VIERVILLE-SUR-MER, France – At Camp Dog Green, re-created just a few miles from where combat raged on and around the Normandy beaches in June 1944, soldiers in U.S. uniforms and nurses with the Red Cross insignia on their breast pockets mill among the green tents, tuning their tinny radios to the music of Glenn Miller. They appear to be just waiting for orders.

For these "troops," death is a remote idea: They are all re-enactors recreating the environment that surrounded D-Day. The goal, said Serge Balleux, the president of a Belgian association called Duty First, is to make the environment exactly like "what happened here 70 years ago."
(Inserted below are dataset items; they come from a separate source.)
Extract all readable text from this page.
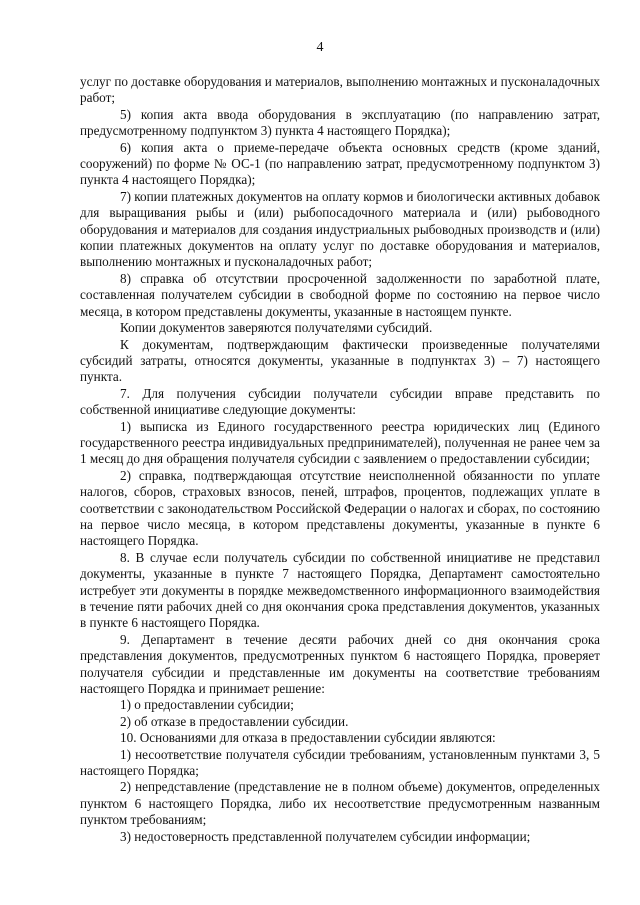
4

услуг по доставке оборудования и материалов, выполнению монтажных и пусконаладочных работ;

5) копия акта ввода оборудования в эксплуатацию (по направлению затрат, предусмотренному подпунктом 3) пункта 4 настоящего Порядка);

6) копия акта о приеме-передаче объекта основных средств (кроме зданий, сооружений) по форме № ОС-1 (по направлению затрат, предусмотренному подпунктом 3) пункта 4 настоящего Порядка);

7) копии платежных документов на оплату кормов и биологически активных добавок для выращивания рыбы и (или) рыбопосадочного материала и (или) рыбоводного оборудования и материалов для создания индустриальных рыбоводных производств и (или) копии платежных документов на оплату услуг по доставке оборудования и материалов, выполнению монтажных и пусконаладочных работ;

8) справка об отсутствии просроченной задолженности по заработной плате, составленная получателем субсидии в свободной форме по состоянию на первое число месяца, в котором представлены документы, указанные в настоящем пункте.

Копии документов заверяются получателями субсидий.

К документам, подтверждающим фактически произведенные получателями субсидий затраты, относятся документы, указанные в подпунктах 3) – 7) настоящего пункта.

7. Для получения субсидии получатели субсидии вправе представить по собственной инициативе следующие документы:

1) выписка из Единого государственного реестра юридических лиц (Единого государственного реестра индивидуальных предпринимателей), полученная не ранее чем за 1 месяц до дня обращения получателя субсидии с заявлением о предоставлении субсидии;

2) справка, подтверждающая отсутствие неисполненной обязанности по уплате налогов, сборов, страховых взносов, пеней, штрафов, процентов, подлежащих уплате в соответствии с законодательством Российской Федерации о налогах и сборах, по состоянию на первое число месяца, в котором представлены документы, указанные в пункте 6 настоящего Порядка.

8. В случае если получатель субсидии по собственной инициативе не представил документы, указанные в пункте 7 настоящего Порядка, Департамент самостоятельно истребует эти документы в порядке межведомственного информационного взаимодействия в течение пяти рабочих дней со дня окончания срока представления документов, указанных в пункте 6 настоящего Порядка.

9. Департамент в течение десяти рабочих дней со дня окончания срока представления документов, предусмотренных пунктом 6 настоящего Порядка, проверяет получателя субсидии и представленные им документы на соответствие требованиям настоящего Порядка и принимает решение:

1) о предоставлении субсидии;

2) об отказе в предоставлении субсидии.

10. Основаниями для отказа в предоставлении субсидии являются:

1) несоответствие получателя субсидии требованиям, установленным пунктами 3, 5 настоящего Порядка;

2) непредставление (представление не в полном объеме) документов, определенных пунктом 6 настоящего Порядка, либо их несоответствие предусмотренным названным пунктом требованиям;

3) недостоверность представленной получателем субсидии информации;
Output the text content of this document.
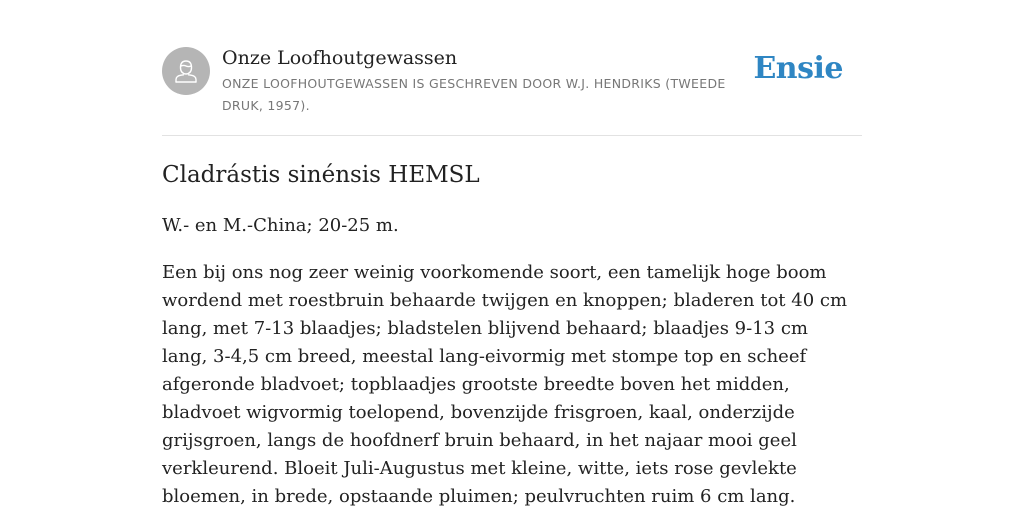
Onze Loofhoutgewassen
ONZE LOOFHOUTGEWASSEN IS GESCHREVEN DOOR W.J. HENDRIKS (TWEEDE DRUK, 1957).
Ensie
Cladrástis sinénsis HEMSL

W.- en M.-China; 20-25 m.

Een bij ons nog zeer weinig voorkomende soort, een tamelijk hoge boom wordend met roestbruin behaarde twijgen en knoppen; bladeren tot 40 cm lang, met 7-13 blaadjes; bladstelen blijvend behaard; blaadjes 9-13 cm lang, 3-4,5 cm breed, meestal lang-eivormig met stompe top en scheef afgeronde bladvoet; topblaadjes grootste breedte boven het midden, bladvoet wigvormig toelopend, bovenzijde frisgroen, kaal, onderzijde grijsgroen, langs de hoofdnerf bruin behaard, in het najaar mooi geel verkleurend. Bloeit Juli-Augustus met kleine, witte, iets rose gevlekte bloemen, in brede, opstaande pluimen; peulvruchten ruim 6 cm lang.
John Trippon, 92, of Sun City West, Ariz., who served as a technical sergeant with what he referred to as the "landing craft infantry," walked through Camp Dog Green, hardly seeming to notice the re-enactors. In his mind's eye, he was once again a confused young soldier trying to make it to shore.
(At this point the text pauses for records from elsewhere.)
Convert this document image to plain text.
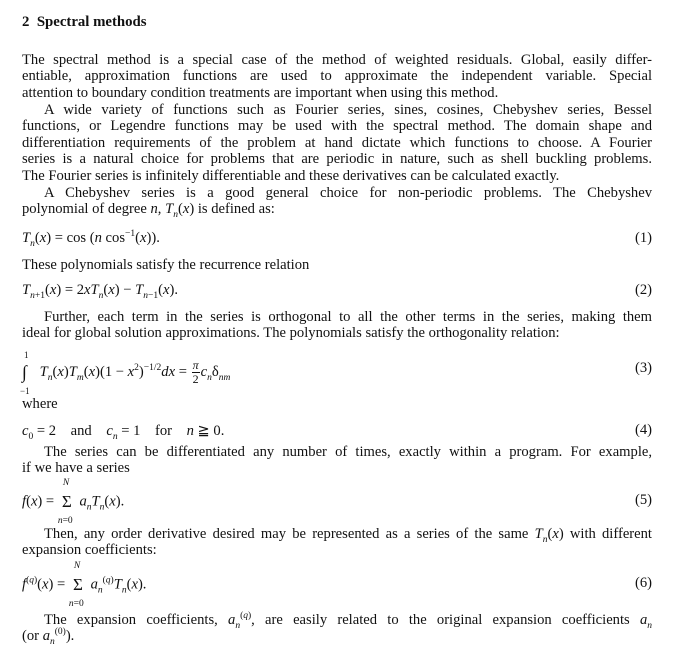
2 Spectral methods
The spectral method is a special case of the method of weighted residuals. Global, easily differ-
entiable, approximation functions are used to approximate the independent variable. Special
attention to boundary condition treatments are important when using this method.
A wide variety of functions such as Fourier series, sines, cosines, Chebyshev series, Bessel
functions, or Legendre functions may be used with the spectral method. The domain shape and
differentiation requirements of the problem at hand dictate which functions to choose. A Fourier
series is a natural choice for problems that are periodic in nature, such as shell buckling problems.
The Fourier series is infinitely differentiable and these derivatives can be calculated exactly.
A Chebyshev series is a good general choice for non-periodic problems. The Chebyshev
polynomial of degree n, $T_n(x)$ is defined as:
$T_n(x) = \cos (n$ $\cos^{-1}(x)$).	(1)
These polynomials satisfy the recurrence relation
$T_{n+1}(x) = 2xT_n(x) - T_{n-1}(x)$.	(2)
Further, each term in the series is orthogonal to all the other terms in the series, making them
ideal for global solution approximations. The polynomials satisfy the orthogonality relation:
1
∫
−1
$T_n(x)T_m(x)(1 - x^2)^{-1/2}dx = \frac{\pi}{2} c_n\delta_{nm}$
(3)
where
$c_0 = 2$    and $c_n = 1$    for n ≧ 0.	(4)
The series can be differentiated any number of times, exactly within a program. For example,
if we have a series
f(x) =
N
Σ
n=0
$a_nT_n(x)$.	(5)
Then, any order derivative desired may be represented as a series of the same $T_n(x)$ with different
expansion coefficients:
$f^{(q)}(x)$ =
N
Σ
n=0
$a_n^{(q)}T_n(x)$.	(6)
The expansion coefficients, $a_n^{(q)}$, are easily related to the original expansion coefficients $a_n$
(or $a_n^{(0)}$).
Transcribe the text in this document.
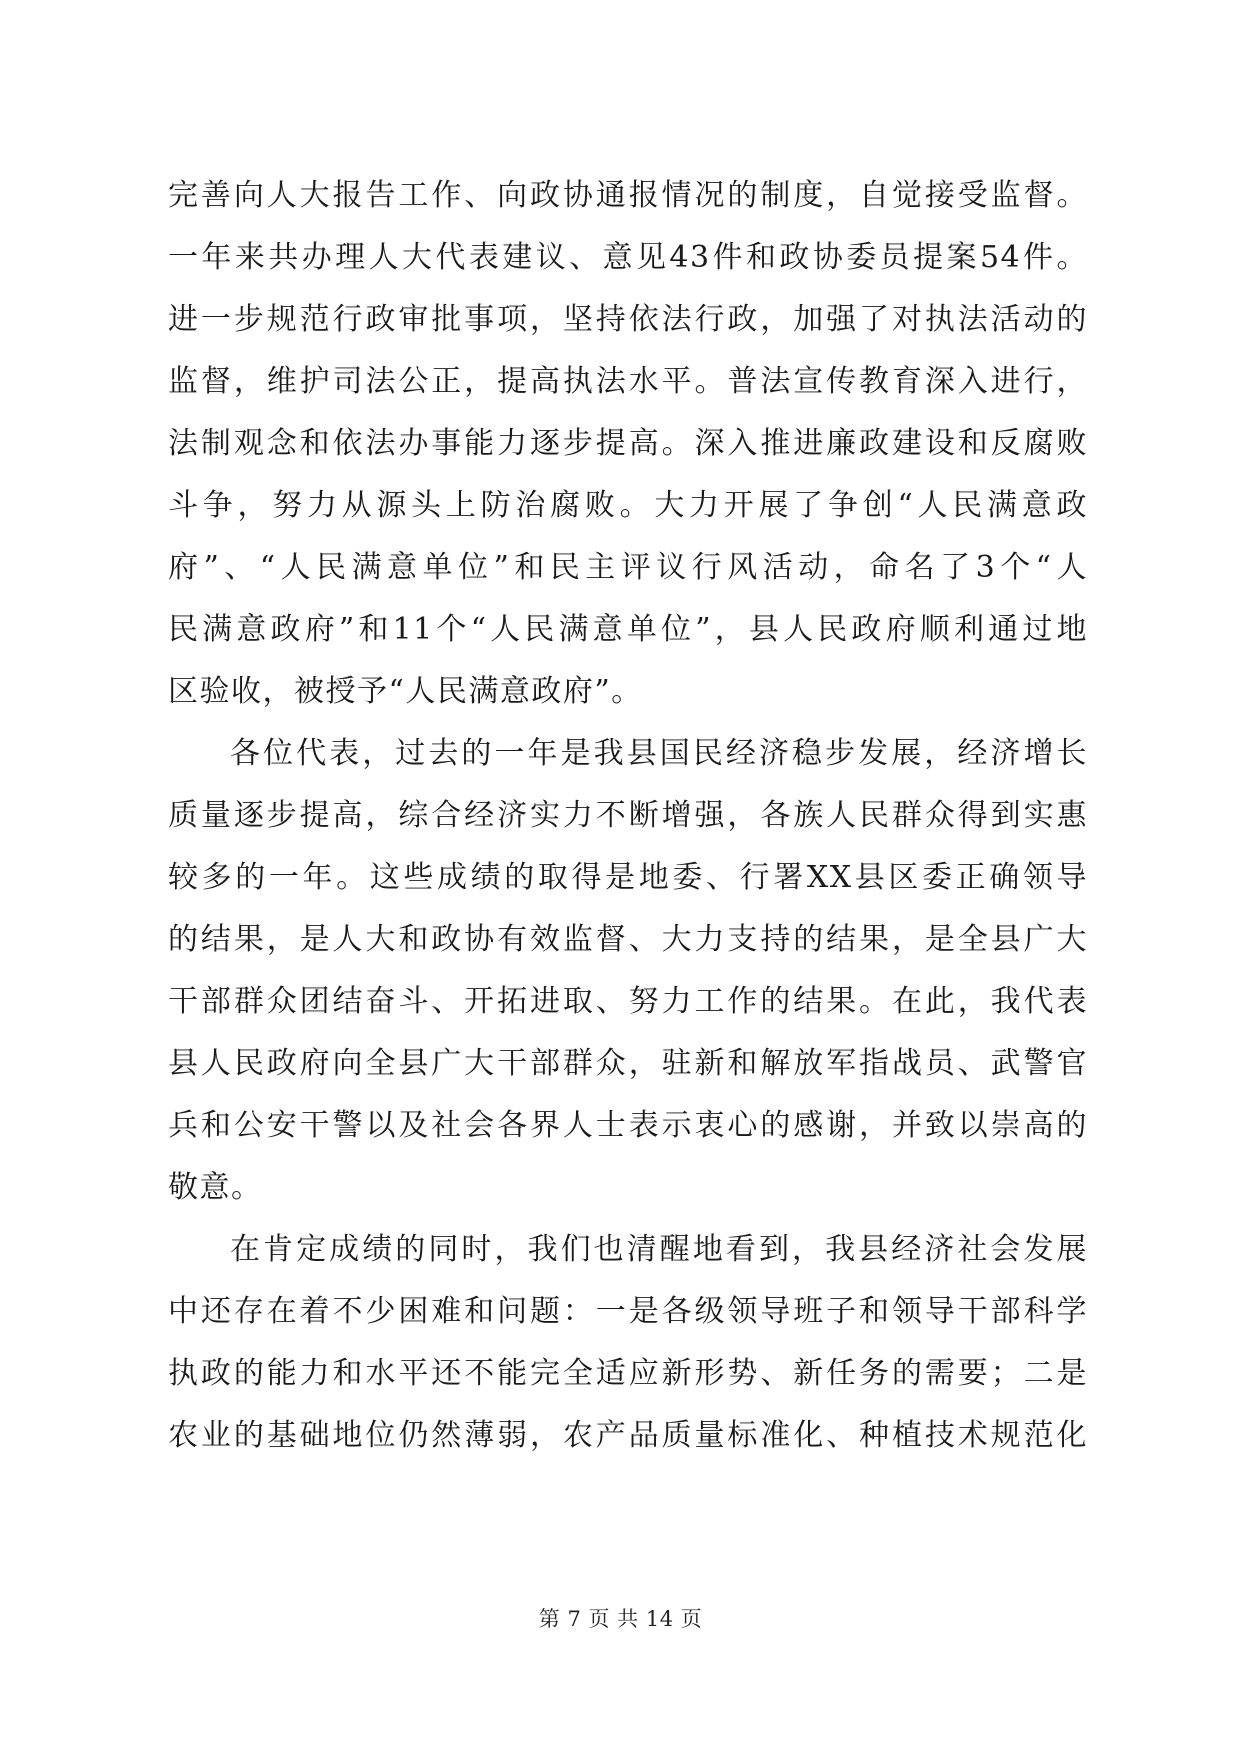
完善向人大报告工作、向政协通报情况的制度，自觉接受监督。
一年来共办理人大代表建议、意见43件和政协委员提案54件。
进一步规范行政审批事项，坚持依法行政，加强了对执法活动的
监督，维护司法公正，提高执法水平。普法宣传教育深入进行，
法制观念和依法办事能力逐步提高。深入推进廉政建设和反腐败
斗争，努力从源头上防治腐败。大力开展了争创“人民满意政
府”、“人民满意单位”和民主评议行风活动，命名了3个“人
民满意政府”和11个“人民满意单位”，县人民政府顺利通过地
区验收，被授予“人民满意政府”。
各位代表，过去的一年是我县国民经济稳步发展，经济增长
质量逐步提高，综合经济实力不断增强，各族人民群众得到实惠
较多的一年。这些成绩的取得是地委、行署XX县区委正确领导
的结果，是人大和政协有效监督、大力支持的结果，是全县广大
干部群众团结奋斗、开拓进取、努力工作的结果。在此，我代表
县人民政府向全县广大干部群众，驻新和解放军指战员、武警官
兵和公安干警以及社会各界人士表示衷心的感谢，并致以崇高的
敬意。
在肯定成绩的同时，我们也清醒地看到，我县经济社会发展
中还存在着不少困难和问题：一是各级领导班子和领导干部科学
执政的能力和水平还不能完全适应新形势、新任务的需要；二是
农业的基础地位仍然薄弱，农产品质量标准化、种植技术规范化
第 7 页 共 14 页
"What happened should have never happened to anybody," Trippon said. "I came in the second wave," he said.

The German fire was so relentless that rather than approach the shore, the boats dropped his unit in the sea, about 350 feet from land.
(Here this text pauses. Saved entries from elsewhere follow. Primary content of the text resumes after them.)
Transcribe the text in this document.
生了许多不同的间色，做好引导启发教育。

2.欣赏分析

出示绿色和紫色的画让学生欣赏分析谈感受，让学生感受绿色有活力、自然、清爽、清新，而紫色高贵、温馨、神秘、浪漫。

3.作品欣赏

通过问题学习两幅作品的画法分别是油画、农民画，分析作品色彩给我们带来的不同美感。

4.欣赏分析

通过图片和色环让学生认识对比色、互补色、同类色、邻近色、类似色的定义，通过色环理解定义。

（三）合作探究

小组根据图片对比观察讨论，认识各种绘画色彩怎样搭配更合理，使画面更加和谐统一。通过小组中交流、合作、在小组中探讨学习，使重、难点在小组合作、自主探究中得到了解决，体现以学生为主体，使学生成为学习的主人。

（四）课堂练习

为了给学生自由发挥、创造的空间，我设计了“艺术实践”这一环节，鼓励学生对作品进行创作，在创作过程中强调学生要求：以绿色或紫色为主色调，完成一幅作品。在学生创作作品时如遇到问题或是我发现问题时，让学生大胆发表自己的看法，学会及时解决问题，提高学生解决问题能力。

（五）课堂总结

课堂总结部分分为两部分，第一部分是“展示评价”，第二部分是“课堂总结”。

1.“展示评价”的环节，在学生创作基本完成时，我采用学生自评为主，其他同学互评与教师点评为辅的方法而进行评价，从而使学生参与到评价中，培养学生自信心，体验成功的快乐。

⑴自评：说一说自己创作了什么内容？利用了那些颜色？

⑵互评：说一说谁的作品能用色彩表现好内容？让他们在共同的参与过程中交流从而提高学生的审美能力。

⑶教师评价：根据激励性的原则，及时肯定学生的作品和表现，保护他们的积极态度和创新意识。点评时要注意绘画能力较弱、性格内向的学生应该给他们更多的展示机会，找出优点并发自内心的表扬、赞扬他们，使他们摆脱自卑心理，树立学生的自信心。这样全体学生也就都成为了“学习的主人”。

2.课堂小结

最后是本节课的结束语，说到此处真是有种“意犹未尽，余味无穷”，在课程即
"And so we went down in the water," he said. "I had a Browning automatic rifle across my shoulders and bandoleers of ammo, hand grenades and a gas mask, and I had to get rid of all that otherwise I would be drowned. When I got on the shore, all I had left was my helmet and my gas mask, no gun.

"I picked up a gun off the beach because there were so many guys that had been killed so the guns were lying on the beach. And a friend of mine who was from Oshkosh, Wisconsin, hollered to me to come over and have shelter from the machine guns," he said, tears in his eyes.

"Of the 560 of us who landed that day, only 240 of us were alive," at the end of it, he said.

"Then, when we went home, there was only 120 of us, and now there are only three," he said, tears covering his face.

"That's my story."

Arthur Boon, 89, a Canadian veteran, recounted: "It was noise, noise, noise, all day long," he recalled. "It's the only day of the 12 months we fought from here to Germany that I ever heard that much noise. Just unbearable."